Puede que las élites saharauis se sientan todavía hoy cómodas en este maremágnum de incertidumbres y división interna, pero, “aviso a navegantes”, la opinión pública saharaui, con este asunto del “tribalismo político”, está indignada a todos los niveles. Recientemente un saharaui escribía en internet “El colonialismo nos dejaba elegir los representantes de las tribus, ahora no ocurre así, son nuestros dirigentes quienes imponen para los cargos a quienes son más favorables a sus intereses”.

En el camino de estos 39 años, el régimen de “tribalismo político” ha sido nefasto, debilitando nuestra moral y  fracturando nuestra unidad. Sin embargo, extramuros de este régimen, sigue vivo el sueño de muchos saharauis de convivir en paz, libertad e igualdad, en derechos y deberes, en su tierra.
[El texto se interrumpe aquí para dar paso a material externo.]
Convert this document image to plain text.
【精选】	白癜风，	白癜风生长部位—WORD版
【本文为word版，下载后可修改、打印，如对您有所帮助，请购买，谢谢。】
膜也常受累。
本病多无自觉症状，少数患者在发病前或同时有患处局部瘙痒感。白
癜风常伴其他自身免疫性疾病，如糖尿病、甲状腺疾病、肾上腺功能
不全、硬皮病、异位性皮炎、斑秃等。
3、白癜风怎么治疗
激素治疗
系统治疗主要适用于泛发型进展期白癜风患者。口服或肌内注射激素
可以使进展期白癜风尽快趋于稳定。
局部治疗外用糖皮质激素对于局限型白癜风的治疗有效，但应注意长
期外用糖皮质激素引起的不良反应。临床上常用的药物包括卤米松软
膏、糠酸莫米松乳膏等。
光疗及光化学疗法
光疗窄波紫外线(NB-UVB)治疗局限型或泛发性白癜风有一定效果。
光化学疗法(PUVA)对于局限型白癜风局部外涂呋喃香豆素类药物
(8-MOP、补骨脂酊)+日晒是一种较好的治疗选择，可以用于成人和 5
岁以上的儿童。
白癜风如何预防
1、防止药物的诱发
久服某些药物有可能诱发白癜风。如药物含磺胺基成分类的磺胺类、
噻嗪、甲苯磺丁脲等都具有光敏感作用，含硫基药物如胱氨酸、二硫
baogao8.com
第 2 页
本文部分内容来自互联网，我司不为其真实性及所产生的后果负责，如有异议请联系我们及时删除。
Por respeto a este sueño y por todos los que de una u otra forma siguen depositando su confianza en la actual élite, apelamos, en un día como este, a una reflexión colectiva y a un diálogo nacional serio y constructivo, con la voluntad de reconciliación como única premisa.

Dejemos en la cuneta de la historia tanta crispación, tanta mediocridad y tanta ignorancia.